De esta forma nuestras interrelaciones cotidianas estas regidas por normas que contienen principios filosóficos y procedimientos instruidos por el pensamiento positivo donde lo verificable es la premisa fundamental del análisis teleológico. Pero mas allá de estas consideraciones superestructurales lo que sentimos los ciudadanos de a pie es que la democracia tiene que estar montada sobre verdades compartidas y observables y no sobre una retorica altisonante que ni responde a las exigencias de la Doctrina Constitucional ni a la lógica fogonera de quienes ocupamos las gradas del escenario político.
Cuando existe flagrancia en el incumplimiento de los deberes que la Ley le exige a los gobernantes el derecho de los ciudadanos queda en la práctica anulado y si a esto agregamos que se borran del menú oficial el conjunto de principios éticos, donde los inspirados en la religión son ineludiblemente cotidianos, tenemos como resultado una sociedad colapsada donde priva la ley del más fuerte, dejando a las mayorías excluidas de toda protección legal.
Por eso la violencia y la muerte en nuestro país es un drama endémico que genera tantas o más bajas que una guerra civil, por ello el llanto y la impotencia de madres viudas y huérfanos no logra traspasar lo noticioso porque para los gobernantes la inseguridad es un complot mediático que forma parte de una estrategia internacional que pretende acabar el vuelo humanista de la revolución.

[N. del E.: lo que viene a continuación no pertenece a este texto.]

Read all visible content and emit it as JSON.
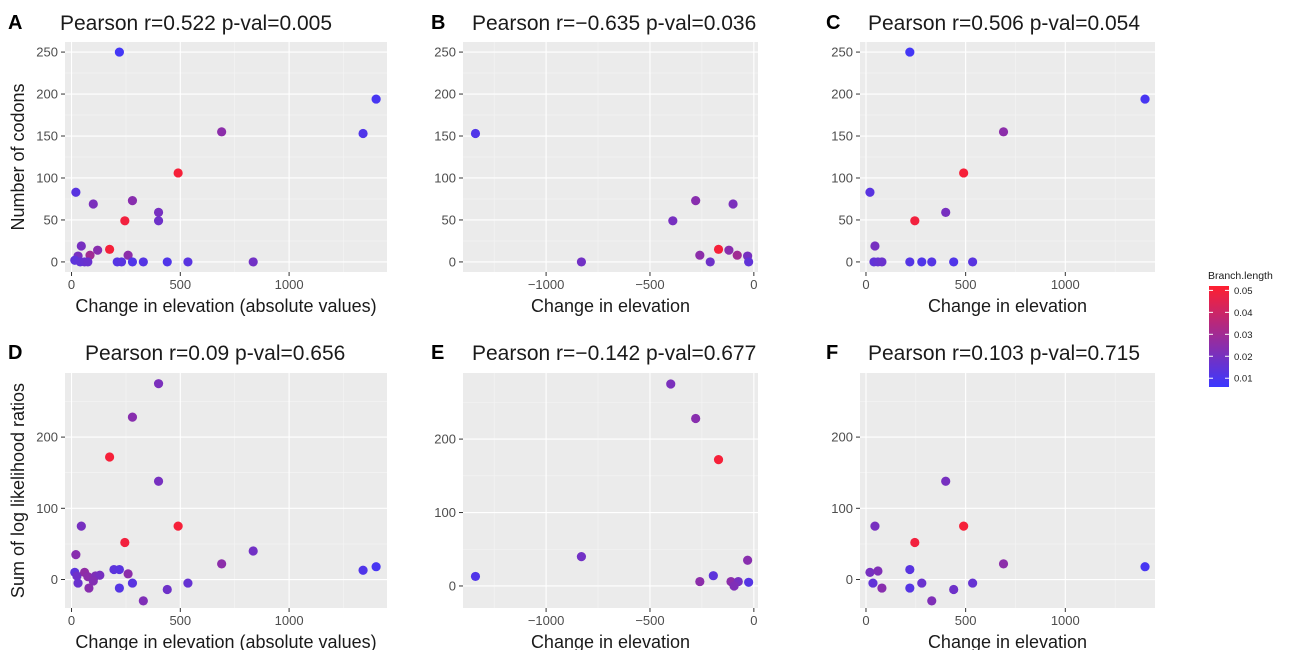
{
  "figure": {
    "legend": {
      "title": "Branch.length",
      "ticks": [
        "0.05",
        "0.04",
        "0.03",
        "0.02",
        "0.01"
      ],
      "tick_values": [
        0.05,
        0.04,
        0.03,
        0.02,
        0.01
      ],
      "range": [
        0.006,
        0.052
      ],
      "color_low": "#3b38ff",
      "color_high": "#ff1f30",
      "placement": "right"
    },
    "panel_background": "#ebebeb",
    "grid_color": "#ffffff"
  },
  "chart_data": [
    {
      "id": "A",
      "letter": "A",
      "type": "scatter",
      "title": "Pearson r=0.522 p-val=0.005",
      "xlabel": "Change in elevation (absolute values)",
      "ylabel": "Number of codons",
      "xlim": [
        -30,
        1450
      ],
      "ylim": [
        -12,
        262
      ],
      "xticks": [
        0,
        500,
        1000
      ],
      "xticklabels": [
        "0",
        "500",
        "1000"
      ],
      "yticks": [
        0,
        50,
        100,
        150,
        200,
        250
      ],
      "yticklabels": [
        "0",
        "50",
        "100",
        "150",
        "200",
        "250"
      ],
      "points": [
        {
          "x": 220,
          "y": 250,
          "c": 0.008
        },
        {
          "x": 1400,
          "y": 194,
          "c": 0.009
        },
        {
          "x": 1340,
          "y": 153,
          "c": 0.011
        },
        {
          "x": 690,
          "y": 155,
          "c": 0.025
        },
        {
          "x": 490,
          "y": 106,
          "c": 0.05
        },
        {
          "x": 20,
          "y": 83,
          "c": 0.013
        },
        {
          "x": 280,
          "y": 73,
          "c": 0.024
        },
        {
          "x": 100,
          "y": 69,
          "c": 0.021
        },
        {
          "x": 400,
          "y": 59,
          "c": 0.02
        },
        {
          "x": 400,
          "y": 49,
          "c": 0.018
        },
        {
          "x": 245,
          "y": 49,
          "c": 0.049
        },
        {
          "x": 45,
          "y": 19,
          "c": 0.02
        },
        {
          "x": 120,
          "y": 14,
          "c": 0.024
        },
        {
          "x": 175,
          "y": 15,
          "c": 0.05
        },
        {
          "x": 260,
          "y": 8,
          "c": 0.025
        },
        {
          "x": 85,
          "y": 8,
          "c": 0.03
        },
        {
          "x": 30,
          "y": 7,
          "c": 0.02
        },
        {
          "x": 15,
          "y": 2,
          "c": 0.014
        },
        {
          "x": 40,
          "y": 0,
          "c": 0.015
        },
        {
          "x": 60,
          "y": 0,
          "c": 0.016
        },
        {
          "x": 75,
          "y": 0,
          "c": 0.017
        },
        {
          "x": 210,
          "y": 0,
          "c": 0.012
        },
        {
          "x": 230,
          "y": 0,
          "c": 0.013
        },
        {
          "x": 280,
          "y": 0,
          "c": 0.011
        },
        {
          "x": 330,
          "y": 0,
          "c": 0.012
        },
        {
          "x": 440,
          "y": 0,
          "c": 0.011
        },
        {
          "x": 535,
          "y": 0,
          "c": 0.013
        },
        {
          "x": 835,
          "y": 0,
          "c": 0.019
        }
      ]
    },
    {
      "id": "B",
      "letter": "B",
      "type": "scatter",
      "title": "Pearson r=−0.635 p-val=0.036",
      "xlabel": "Change in elevation",
      "ylabel": "",
      "xlim": [
        -1400,
        20
      ],
      "ylim": [
        -12,
        262
      ],
      "xticks": [
        -1000,
        -500,
        0
      ],
      "xticklabels": [
        "−1000",
        "−500",
        "0"
      ],
      "yticks": [
        0,
        50,
        100,
        150,
        200,
        250
      ],
      "yticklabels": [
        "0",
        "50",
        "100",
        "150",
        "200",
        "250"
      ],
      "points": [
        {
          "x": -1340,
          "y": 153,
          "c": 0.011
        },
        {
          "x": -830,
          "y": 0,
          "c": 0.019
        },
        {
          "x": -390,
          "y": 49,
          "c": 0.02
        },
        {
          "x": -280,
          "y": 73,
          "c": 0.024
        },
        {
          "x": -260,
          "y": 8,
          "c": 0.025
        },
        {
          "x": -210,
          "y": 0,
          "c": 0.018
        },
        {
          "x": -170,
          "y": 15,
          "c": 0.05
        },
        {
          "x": -120,
          "y": 14,
          "c": 0.024
        },
        {
          "x": -100,
          "y": 69,
          "c": 0.021
        },
        {
          "x": -80,
          "y": 8,
          "c": 0.03
        },
        {
          "x": -30,
          "y": 7,
          "c": 0.02
        },
        {
          "x": -25,
          "y": 0,
          "c": 0.015
        }
      ]
    },
    {
      "id": "C",
      "letter": "C",
      "type": "scatter",
      "title": "Pearson r=0.506 p-val=0.054",
      "xlabel": "Change in elevation",
      "ylabel": "",
      "xlim": [
        -30,
        1450
      ],
      "ylim": [
        -12,
        262
      ],
      "xticks": [
        0,
        500,
        1000
      ],
      "xticklabels": [
        "0",
        "500",
        "1000"
      ],
      "yticks": [
        0,
        50,
        100,
        150,
        200,
        250
      ],
      "yticklabels": [
        "0",
        "50",
        "100",
        "150",
        "200",
        "250"
      ],
      "points": [
        {
          "x": 220,
          "y": 250,
          "c": 0.008
        },
        {
          "x": 1400,
          "y": 194,
          "c": 0.009
        },
        {
          "x": 690,
          "y": 155,
          "c": 0.025
        },
        {
          "x": 490,
          "y": 106,
          "c": 0.05
        },
        {
          "x": 20,
          "y": 83,
          "c": 0.013
        },
        {
          "x": 400,
          "y": 59,
          "c": 0.02
        },
        {
          "x": 245,
          "y": 49,
          "c": 0.049
        },
        {
          "x": 45,
          "y": 19,
          "c": 0.02
        },
        {
          "x": 40,
          "y": 0,
          "c": 0.015
        },
        {
          "x": 60,
          "y": 0,
          "c": 0.016
        },
        {
          "x": 80,
          "y": 0,
          "c": 0.017
        },
        {
          "x": 220,
          "y": 0,
          "c": 0.012
        },
        {
          "x": 280,
          "y": 0,
          "c": 0.011
        },
        {
          "x": 330,
          "y": 0,
          "c": 0.012
        },
        {
          "x": 440,
          "y": 0,
          "c": 0.011
        },
        {
          "x": 535,
          "y": 0,
          "c": 0.013
        }
      ]
    },
    {
      "id": "D",
      "letter": "D",
      "type": "scatter",
      "title": "Pearson r=0.09 p-val=0.656",
      "xlabel": "Change in elevation (absolute values)",
      "ylabel": "Sum of log likelihood ratios",
      "xlim": [
        -30,
        1450
      ],
      "ylim": [
        -40,
        290
      ],
      "xticks": [
        0,
        500,
        1000
      ],
      "xticklabels": [
        "0",
        "500",
        "1000"
      ],
      "yticks": [
        0,
        100,
        200
      ],
      "yticklabels": [
        "0",
        "100",
        "200"
      ],
      "points": [
        {
          "x": 400,
          "y": 275,
          "c": 0.021
        },
        {
          "x": 280,
          "y": 228,
          "c": 0.024
        },
        {
          "x": 175,
          "y": 172,
          "c": 0.05
        },
        {
          "x": 400,
          "y": 138,
          "c": 0.02
        },
        {
          "x": 45,
          "y": 75,
          "c": 0.02
        },
        {
          "x": 490,
          "y": 75,
          "c": 0.05
        },
        {
          "x": 245,
          "y": 52,
          "c": 0.049
        },
        {
          "x": 835,
          "y": 40,
          "c": 0.019
        },
        {
          "x": 20,
          "y": 35,
          "c": 0.024
        },
        {
          "x": 690,
          "y": 22,
          "c": 0.025
        },
        {
          "x": 1400,
          "y": 18,
          "c": 0.009
        },
        {
          "x": 1340,
          "y": 13,
          "c": 0.011
        },
        {
          "x": 195,
          "y": 14,
          "c": 0.014
        },
        {
          "x": 220,
          "y": 14,
          "c": 0.013
        },
        {
          "x": 260,
          "y": 8,
          "c": 0.025
        },
        {
          "x": 15,
          "y": 10,
          "c": 0.014
        },
        {
          "x": 25,
          "y": 5,
          "c": 0.018
        },
        {
          "x": 60,
          "y": 10,
          "c": 0.026
        },
        {
          "x": 75,
          "y": 4,
          "c": 0.025
        },
        {
          "x": 110,
          "y": 5,
          "c": 0.022
        },
        {
          "x": 130,
          "y": 6,
          "c": 0.02
        },
        {
          "x": 100,
          "y": -2,
          "c": 0.023
        },
        {
          "x": 30,
          "y": -5,
          "c": 0.017
        },
        {
          "x": 280,
          "y": -5,
          "c": 0.013
        },
        {
          "x": 535,
          "y": -5,
          "c": 0.016
        },
        {
          "x": 80,
          "y": -12,
          "c": 0.024
        },
        {
          "x": 220,
          "y": -12,
          "c": 0.012
        },
        {
          "x": 440,
          "y": -14,
          "c": 0.018
        },
        {
          "x": 330,
          "y": -30,
          "c": 0.022
        }
      ]
    },
    {
      "id": "E",
      "letter": "E",
      "type": "scatter",
      "title": "Pearson r=−0.142 p-val=0.677",
      "xlabel": "Change in elevation",
      "ylabel": "",
      "xlim": [
        -1400,
        20
      ],
      "ylim": [
        -30,
        290
      ],
      "xticks": [
        -1000,
        -500,
        0
      ],
      "xticklabels": [
        "−1000",
        "−500",
        "0"
      ],
      "yticks": [
        0,
        100,
        200
      ],
      "yticklabels": [
        "0",
        "100",
        "200"
      ],
      "points": [
        {
          "x": -400,
          "y": 275,
          "c": 0.021
        },
        {
          "x": -280,
          "y": 228,
          "c": 0.024
        },
        {
          "x": -170,
          "y": 172,
          "c": 0.05
        },
        {
          "x": -830,
          "y": 40,
          "c": 0.019
        },
        {
          "x": -30,
          "y": 35,
          "c": 0.024
        },
        {
          "x": -1340,
          "y": 13,
          "c": 0.011
        },
        {
          "x": -195,
          "y": 14,
          "c": 0.014
        },
        {
          "x": -260,
          "y": 6,
          "c": 0.025
        },
        {
          "x": -110,
          "y": 6,
          "c": 0.025
        },
        {
          "x": -75,
          "y": 6,
          "c": 0.02
        },
        {
          "x": -25,
          "y": 5,
          "c": 0.012
        },
        {
          "x": -95,
          "y": 0,
          "c": 0.022
        }
      ]
    },
    {
      "id": "F",
      "letter": "F",
      "type": "scatter",
      "title": "Pearson r=0.103 p-val=0.715",
      "xlabel": "Change in elevation",
      "ylabel": "",
      "xlim": [
        -30,
        1450
      ],
      "ylim": [
        -40,
        290
      ],
      "xticks": [
        0,
        500,
        1000
      ],
      "xticklabels": [
        "0",
        "500",
        "1000"
      ],
      "yticks": [
        0,
        100,
        200
      ],
      "yticklabels": [
        "0",
        "100",
        "200"
      ],
      "points": [
        {
          "x": 400,
          "y": 138,
          "c": 0.02
        },
        {
          "x": 45,
          "y": 75,
          "c": 0.02
        },
        {
          "x": 490,
          "y": 75,
          "c": 0.05
        },
        {
          "x": 245,
          "y": 52,
          "c": 0.049
        },
        {
          "x": 690,
          "y": 22,
          "c": 0.025
        },
        {
          "x": 1400,
          "y": 18,
          "c": 0.009
        },
        {
          "x": 220,
          "y": 14,
          "c": 0.013
        },
        {
          "x": 20,
          "y": 10,
          "c": 0.02
        },
        {
          "x": 60,
          "y": 12,
          "c": 0.022
        },
        {
          "x": 35,
          "y": -5,
          "c": 0.015
        },
        {
          "x": 280,
          "y": -5,
          "c": 0.017
        },
        {
          "x": 535,
          "y": -5,
          "c": 0.016
        },
        {
          "x": 80,
          "y": -12,
          "c": 0.024
        },
        {
          "x": 220,
          "y": -12,
          "c": 0.012
        },
        {
          "x": 440,
          "y": -14,
          "c": 0.018
        },
        {
          "x": 330,
          "y": -30,
          "c": 0.022
        }
      ]
    }
  ]
}
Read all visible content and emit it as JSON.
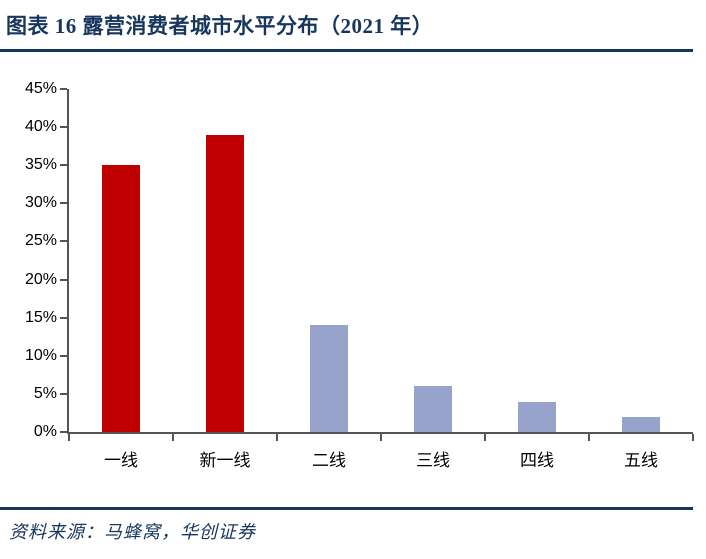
{
  "header": {
    "title": "图表 16  露营消费者城市水平分布（2021 年）"
  },
  "footer": {
    "source": "资料来源：马蜂窝，华创证券"
  },
  "colors": {
    "navy": "#17365D",
    "red": "#C00000",
    "periwinkle": "#97A3CB",
    "axis": "#555555",
    "label_text": "#000000"
  },
  "chart_data": {
    "type": "bar",
    "title": "露营消费者城市水平分布（2021 年）",
    "categories": [
      "一线",
      "新一线",
      "二线",
      "三线",
      "四线",
      "五线"
    ],
    "values": [
      35,
      39,
      14,
      6,
      4,
      2
    ],
    "unit": "%",
    "xlabel": "",
    "ylabel": "",
    "ylim": [
      0,
      45
    ],
    "ytick_step": 5,
    "ytick_labels": [
      "0%",
      "5%",
      "10%",
      "15%",
      "20%",
      "25%",
      "30%",
      "35%",
      "40%",
      "45%"
    ],
    "bar_colors": [
      "#C00000",
      "#C00000",
      "#97A3CB",
      "#97A3CB",
      "#97A3CB",
      "#97A3CB"
    ],
    "grid": false,
    "legend": null
  }
}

Pero ojala y quienes están instalados en el Poder motivaran sus actuaciones en alguna teoría política sobre la cual pudiera debatirse y que el cruce de ideas pudiera concluir en una alguna síntesis benéfica para el país, ojala y que fueran los intelectuales de Aporrea quienes sujetaran las riendas de esta cabalgata frenética hacia ninguna parte, ya que al menos las reglas del juego estarían montadas sobre el pensamiento y no por las insondables aunque presumibles intenciones de los grandes jefes.
Vivimos en una democracia donde el secretismo nos ha relegado a la oscuridad. Nada que debamos saber nos es revelado si contraviene los intereses del Poder. Vivimos en el Dominio de lo Sórdido donde la violencia y la muerte de quienes nos refugiamos en apriscos es algo episódico que no requiere medidas especiales, mientras que la muerte de un dirigente del oficialismo es un magnicidio sobre el cual no se aceptan condolencias sino que se pretende convertir a los contrarios en un ditirambo que denosté al imperio, sin saber nadie quienes son los culpables del doloroso, deprorable y macabro crimen. Ahora vivimos bajo el dominio de lo sórdido, pero la luz se asoma. La espada de San Miguel se abre paso, estamos ganando.